So there are some open standards I like a lot, such as WMS and WFS, getting a map or raw geographic data from a server on the web. But there are some that I’m less of a fan on.
The Catalog (CS-W) specification is one. Past the fact it feels to heavyweight, I really have a hard time figuring out the ultimate vision… Everyone’s supposed to set up a catalog that can respond to queries about what they have? It analyzes the metadata and returns the best dataset. So like the city of New York is supposed to set up a catalog? But then probably the state should as well? And then there will be a national catalog? And a global one? Am I supposed to register on all of them if I have an NYC related dataset? I mean, is that the logical conclusion? I get the logical conclusion of WMS and WFS – everyone connects their spatial data to the web, and any client can ask them for a map or for the raw data. But this catalog thing is how I’m supposed to find them?
This is one of the cases where the library metaphor is hopelessly entrenched. The problem is you don’t know where to look in the first place. Lots of catalogs begs some sort of meta catalog, or else all the catalogs need to talk to each other in some way. Instead I think we should look to the web and search engines. They routinely _crawl_ the web and have complex algorithms to figure out what data is most relevant for a given search. As GeoSpatial gets on the web we can make use of much of the same web crawling technology to discover WMS and WFS services.

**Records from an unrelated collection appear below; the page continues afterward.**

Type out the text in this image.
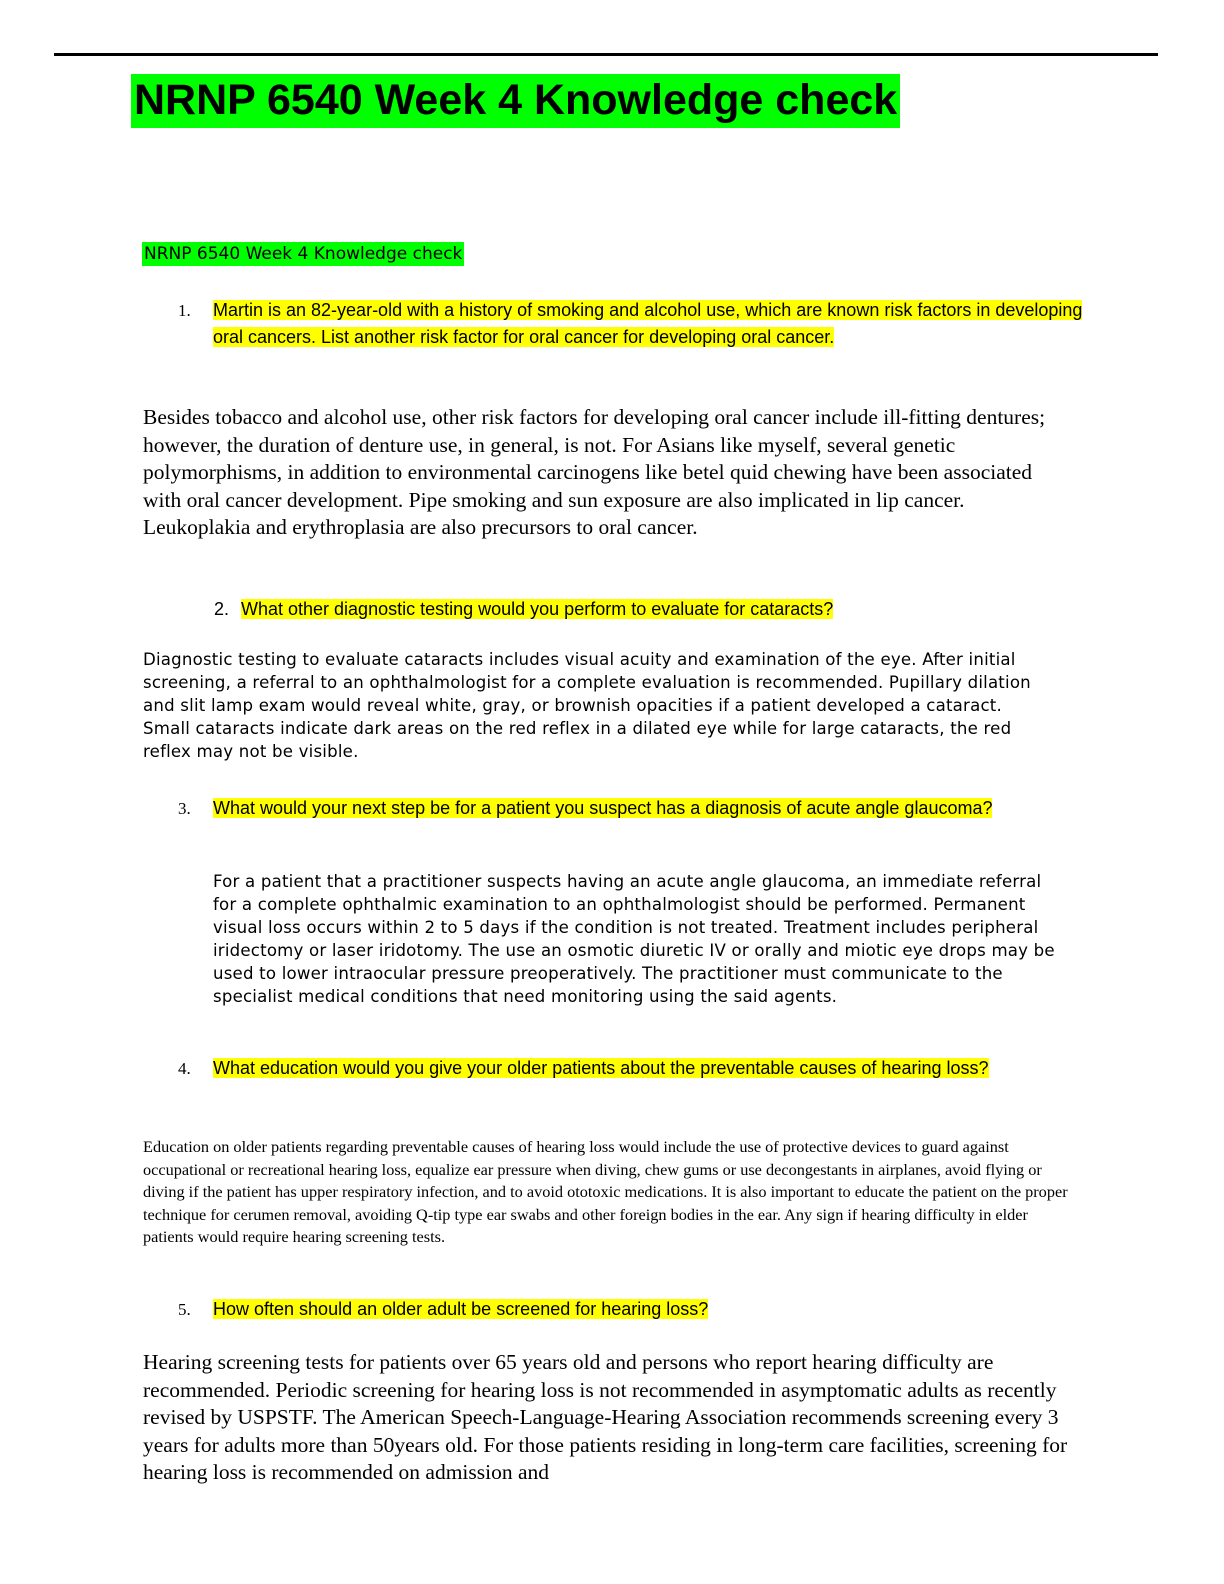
NRNP 6540 Week 4 Knowledge check

NRNP 6540 Week 4 Knowledge check

1. Martin is an 82-year-old with a history of smoking and alcohol use, which are known risk factors in developing oral cancers. List another risk factor for oral cancer for developing oral cancer.

Besides tobacco and alcohol use, other risk factors for developing oral cancer include ill-fitting dentures; however, the duration of denture use, in general, is not. For Asians like myself, several genetic polymorphisms, in addition to environmental carcinogens like betel quid chewing have been associated with oral cancer development. Pipe smoking and sun exposure are also implicated in lip cancer. Leukoplakia and erythroplasia are also precursors to oral cancer.

2. What other diagnostic testing would you perform to evaluate for cataracts?

Diagnostic testing to evaluate cataracts includes visual acuity and examination of the eye. After initial screening, a referral to an ophthalmologist for a complete evaluation is recommended. Pupillary dilation and slit lamp exam would reveal white, gray, or brownish opacities if a patient developed a cataract. Small cataracts indicate dark areas on the red reflex in a dilated eye while for large cataracts, the red reflex may not be visible.

3. What would your next step be for a patient you suspect has a diagnosis of acute angle glaucoma?

For a patient that a practitioner suspects having an acute angle glaucoma, an immediate referral for a complete ophthalmic examination to an ophthalmologist should be performed. Permanent visual loss occurs within 2 to 5 days if the condition is not treated. Treatment includes peripheral iridectomy or laser iridotomy. The use an osmotic diuretic IV or orally and miotic eye drops may be used to lower intraocular pressure preoperatively. The practitioner must communicate to the specialist medical conditions that need monitoring using the said agents.

4. What education would you give your older patients about the preventable causes of hearing loss?

Education on older patients regarding preventable causes of hearing loss would include the use of protective devices to guard against occupational or recreational hearing loss, equalize ear pressure when diving, chew gums or use decongestants in airplanes, avoid flying or diving if the patient has upper respiratory infection, and to avoid ototoxic medications. It is also important to educate the patient on the proper technique for cerumen removal, avoiding Q-tip type ear swabs and other foreign bodies in the ear. Any sign if hearing difficulty in elder patients would require hearing screening tests.

5. How often should an older adult be screened for hearing loss?

Hearing screening tests for patients over 65 years old and persons who report hearing difficulty are recommended. Periodic screening for hearing loss is not recommended in asymptomatic adults as recently revised by USPSTF. The American Speech-Language-Hearing Association recommends screening every 3 years for adults more than 50years old. For those patients residing in long-term care facilities, screening for hearing loss is recommended on admission and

Refractions is doing this with the help of Google in their OGC Survey, and MapDex is doing something similar (though it doesn’t seem to work all that well).
Unfortunately it’s definitely a chicken and egg problem. Organizations don’t share their spatial information since there’s no demand and no one will find it. And search engines won’t be built to organize information that’s just not there.

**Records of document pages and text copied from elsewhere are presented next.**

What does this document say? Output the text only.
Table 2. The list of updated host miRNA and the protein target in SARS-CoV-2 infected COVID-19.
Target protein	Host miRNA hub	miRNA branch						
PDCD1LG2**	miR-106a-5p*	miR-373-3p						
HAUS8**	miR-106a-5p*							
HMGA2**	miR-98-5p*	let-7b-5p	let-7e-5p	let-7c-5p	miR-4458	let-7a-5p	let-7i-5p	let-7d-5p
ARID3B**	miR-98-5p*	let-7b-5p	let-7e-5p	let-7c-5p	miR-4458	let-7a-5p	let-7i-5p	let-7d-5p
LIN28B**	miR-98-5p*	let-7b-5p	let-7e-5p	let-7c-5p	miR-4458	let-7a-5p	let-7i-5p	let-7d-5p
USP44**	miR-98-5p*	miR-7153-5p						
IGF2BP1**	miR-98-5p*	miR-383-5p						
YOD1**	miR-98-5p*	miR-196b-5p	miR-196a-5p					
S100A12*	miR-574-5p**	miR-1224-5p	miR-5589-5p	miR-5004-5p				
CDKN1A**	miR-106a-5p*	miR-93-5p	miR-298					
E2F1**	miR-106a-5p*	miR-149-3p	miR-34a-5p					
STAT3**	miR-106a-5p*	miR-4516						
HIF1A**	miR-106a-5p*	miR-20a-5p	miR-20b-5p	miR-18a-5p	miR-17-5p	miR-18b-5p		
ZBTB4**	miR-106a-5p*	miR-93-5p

But I do believe that as valuable geospatial information becomes available, there will be an opportunity to search the spatial data, which the market will eventually fill. So how do we bootstrap out of this? I have two ideas, one which can be done now, the other which would take an organization with a lot of resources, or some creativity to pull together lots of idle resources.
The first is to just make a wiki-ish directory of useful services. Unfortunately information is available in a number of formats. The older stuff is usually ArcIMS, as they won the first round of spatial web services, as they win most every GIS related thing. After then WMS has caught on quite a bit, as an open standard to accomplish the same thing. But more recently KML, the Google Earth Format, has made a big splash. Ideally the infrastructure would also at least list shapefiles. And even better there would be a browser based viewer of the spatial information, so that search results could be combined and overlaid on one another. My preference would be WMS, the others could have reflector scripts that make them accessible as WMS. This directory could be organized like the open directory project – there are several examples of similar things being done in with Google Maps Mash-ups and Google Earth. But it’d be nice to have them in one place, and ideally even able to be overlaid on one another. And hopefully if the information was all listed in one place, it might motivate people to start to standardize on one format or another.
But regardless of format, a place where people know they can find links to useful information would be great to have. It would have to be a neutral location, so that no one feels someone else is gaining an advantage of some sort. And it’d be great if anyone could add new links, and comment on the usefulness of the data. Be able to add ‘metadata’, that may not be in the realm of traditional metadata, but which is useful to anyone else who may be investigating the dataset. Like what current users of the data are using it for, other datasets that might be similar, ect. One great location for this could be the OSGeo geodata committee. Which I just decided to join, since it’s really one of the most interesting things going in OSGeo, I’ll likely transition much of my effort there as Incubation settles.
The second is more complex, and bleeds in to other areas, so I’ll put it in its own post at a later date. But the point for me is that catalogs aren’t the answer. I can accept them if they’re just organizing one institution’s documents, but there’s no bigger vision than that, except for rumblings about having them link up in some way. Which strikes me as silly, one should just let a web service crawl the metadata documents themselves, which point to the services, instead of forcing it to figure out catalog protocols to get at information. Or just skip straight to the services and open the door for user generated metadata. We should make use of all the advances in general web search, and then just add the geospatial component, instead of reverting to an older way of searching that never really worked.
I recently talked to Peter Vretanos, the editor of the WFS spec, and it turns out he’s been thinking along the same lines, he wrote a thesis that examines the potential of Google plus WMS and WFS as a complete global SDI. I think the one thing he said needed adding was bounding box queries for search engines, so you could spatially constrain your queries. Which again, is just adding the spatial component to what’s already out there. Metacarta could some amazing stuff with this, returning not just explicitly spatial results, but also implicitly spatial results. If their GeoParser took a spatial constraint, so I could search for bookstores in New York. I guess google local does this, but it doesn’t seem to be all that good. And you can’t seem to plug in to the API anywhere, though they must do it internally somewhere.